The impact of this lack of guiding vision is a sense that Java could be changed in any way. We really need some rules and a guiding Java architect.
The second touchstone debate is "can any language changes now be successfully implemented in Java". This is generally a reference to generics, where erasure and wildcards have often produced havoc. In the votes at Javapolis , 'improving generics' got the highest vote by far.
The result of implementing generics with erasure and wildcards has been a loss of confidence in Java language change. Many now oppose any and all change, however simple and isolated. This is unfortunate, and we must ensure that the next batch of language changes work without issues.

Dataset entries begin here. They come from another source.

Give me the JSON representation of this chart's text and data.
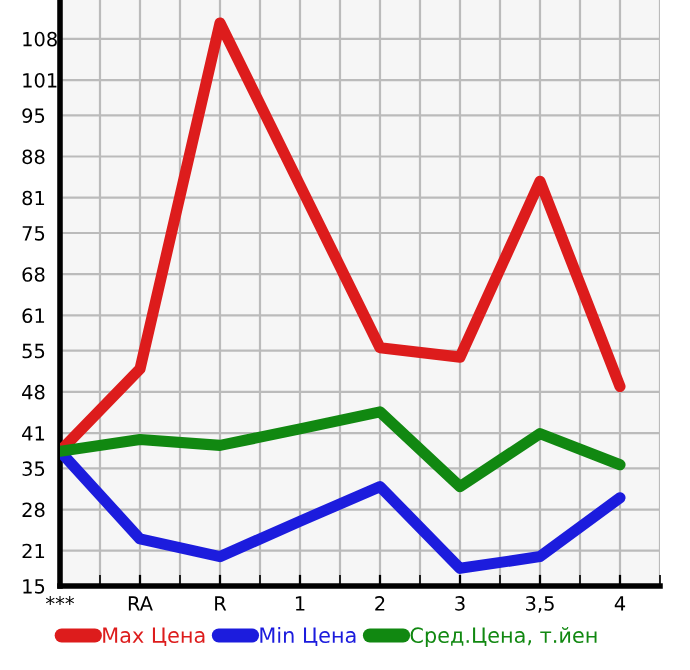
{
  "chart_data": {
    "type": "line",
    "categories": [
      "***",
      "RA",
      "R",
      "1",
      "2",
      "3",
      "3,5",
      "4"
    ],
    "series": [
      {
        "name": "Max Цена",
        "color": "#dd1c1c",
        "values": [
          37.9,
          51.9,
          110.7,
          83.1,
          55.5,
          53.9,
          83.8,
          48.9
        ]
      },
      {
        "name": "Min Цена",
        "color": "#1c1cdd",
        "values": [
          37.9,
          23.0,
          20.0,
          26.0,
          31.9,
          18.0,
          20.0,
          30.0
        ]
      },
      {
        "name": "Сред.Цена, т.йен",
        "color": "#118811",
        "values": [
          37.9,
          39.9,
          38.9,
          41.7,
          44.6,
          31.9,
          40.9,
          35.6
        ]
      }
    ],
    "ylim": [
      15,
      114.6
    ],
    "yticks": [
      15,
      21,
      28,
      35,
      41,
      48,
      55,
      61,
      68,
      75,
      81,
      88,
      95,
      101,
      108
    ],
    "grid": true,
    "legend": "bottom",
    "marker": "none",
    "line_style": "solid"
  }
}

Despite this broader debates that surround closures, we must focus on the merits of the individual proposals.
Stephen links to a similarly-concerned blog by Ted Neward, who wonders Who herds the cats?

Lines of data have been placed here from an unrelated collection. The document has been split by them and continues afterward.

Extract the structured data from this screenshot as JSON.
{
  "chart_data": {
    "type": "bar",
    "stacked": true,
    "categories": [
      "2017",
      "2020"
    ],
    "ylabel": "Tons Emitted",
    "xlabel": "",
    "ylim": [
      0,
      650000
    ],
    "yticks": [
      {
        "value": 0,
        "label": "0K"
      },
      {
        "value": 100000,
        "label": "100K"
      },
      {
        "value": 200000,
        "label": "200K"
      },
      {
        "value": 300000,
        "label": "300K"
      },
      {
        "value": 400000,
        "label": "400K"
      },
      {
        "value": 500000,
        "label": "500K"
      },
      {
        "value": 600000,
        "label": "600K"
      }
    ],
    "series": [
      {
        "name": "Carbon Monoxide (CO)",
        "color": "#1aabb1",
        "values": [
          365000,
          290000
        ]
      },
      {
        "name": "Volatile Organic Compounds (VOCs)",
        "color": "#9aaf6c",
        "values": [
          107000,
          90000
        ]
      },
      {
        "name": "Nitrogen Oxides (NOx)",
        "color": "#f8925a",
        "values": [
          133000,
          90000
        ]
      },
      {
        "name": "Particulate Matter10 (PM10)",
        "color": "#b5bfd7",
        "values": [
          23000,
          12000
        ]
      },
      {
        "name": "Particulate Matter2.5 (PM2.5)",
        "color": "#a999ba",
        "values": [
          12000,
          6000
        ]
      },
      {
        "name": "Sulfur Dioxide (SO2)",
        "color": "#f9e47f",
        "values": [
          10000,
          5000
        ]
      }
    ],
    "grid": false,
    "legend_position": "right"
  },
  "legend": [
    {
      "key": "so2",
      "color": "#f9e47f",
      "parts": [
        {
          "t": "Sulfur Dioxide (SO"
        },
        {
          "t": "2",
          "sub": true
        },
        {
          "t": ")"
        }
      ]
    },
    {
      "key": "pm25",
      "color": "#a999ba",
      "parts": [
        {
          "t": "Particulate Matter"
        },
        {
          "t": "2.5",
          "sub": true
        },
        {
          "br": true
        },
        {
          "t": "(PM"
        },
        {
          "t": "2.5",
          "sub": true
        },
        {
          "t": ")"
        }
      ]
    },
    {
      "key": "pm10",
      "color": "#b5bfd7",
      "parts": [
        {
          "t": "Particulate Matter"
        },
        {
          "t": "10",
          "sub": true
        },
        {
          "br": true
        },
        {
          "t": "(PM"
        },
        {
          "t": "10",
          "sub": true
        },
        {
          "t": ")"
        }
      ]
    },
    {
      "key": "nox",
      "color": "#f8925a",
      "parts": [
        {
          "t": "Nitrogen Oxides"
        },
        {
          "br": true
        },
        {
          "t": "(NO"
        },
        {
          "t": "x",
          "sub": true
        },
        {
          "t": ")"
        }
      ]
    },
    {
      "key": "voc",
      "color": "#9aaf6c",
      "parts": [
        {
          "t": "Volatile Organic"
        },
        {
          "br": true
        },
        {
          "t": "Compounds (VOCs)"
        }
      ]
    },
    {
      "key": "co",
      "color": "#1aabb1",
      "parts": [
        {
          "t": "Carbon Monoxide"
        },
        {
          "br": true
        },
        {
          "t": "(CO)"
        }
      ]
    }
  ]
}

Unfortunately, the two most recognized "benevolent dictators" of the Java language, Neal Gafter and Joshua Bloch, are on opposing sides of the aisle on this. Each has put forth a competing proposal for how the Java language should evolve. Each has his good reasons for how he wants to implement closures in Java. Each has his impressive list of names supporting him. It's Clinton and Obama, Java Edition. The fact is, though, that when these two disagreed on how to move forward, lots of Java developers found themselves in the uncomfortable position faced by the children when the parents fight: do you take sides? Do you try to make peace between them? Or do you just go hide your head under a pillow until the yelling stops?
This is the real danger facing Java right now: there is no one with enough moral capital and credibility in the Java space to make this call. We can take polls and votes and strawman proposals until the cows come home, but language design by committee has generally not worked well in the past. If someone without that authority ends up making the decision, it will alienate half the Java community regardless of which way the decision goes. The split is too even to expect one to come out as the obvious front-runner. And expecting a JSR committee process to somehow resolve the differences between these four proposals into a single direction forward is asking a lot.
So what do you think? Does Java need a "benevolent dictator"? Has design-by-committee led to a fear of change? Will we have neither closures in Java 7, nor something as seemingly simple as switch-on-String? And if Java does need someone to make the call, who is it, and do they have the clout to make a decision stick?
Also in Java Today , a NetBeans wiki page offers a complete, step-by-step introduction to creating Mozilla application addons with NetBeans. "You can easily setup NetBeans to create Firefox Addons for the following: Mozilla Firefox, Mozilla Thunderbird, Mozilla Suite 1.x, Netscape, SeaMonkey, Flock, Sunbird , and Nvu. This can be achieved using the foxbeans module for NetBeans available at the NetBeans Plugin Portal website."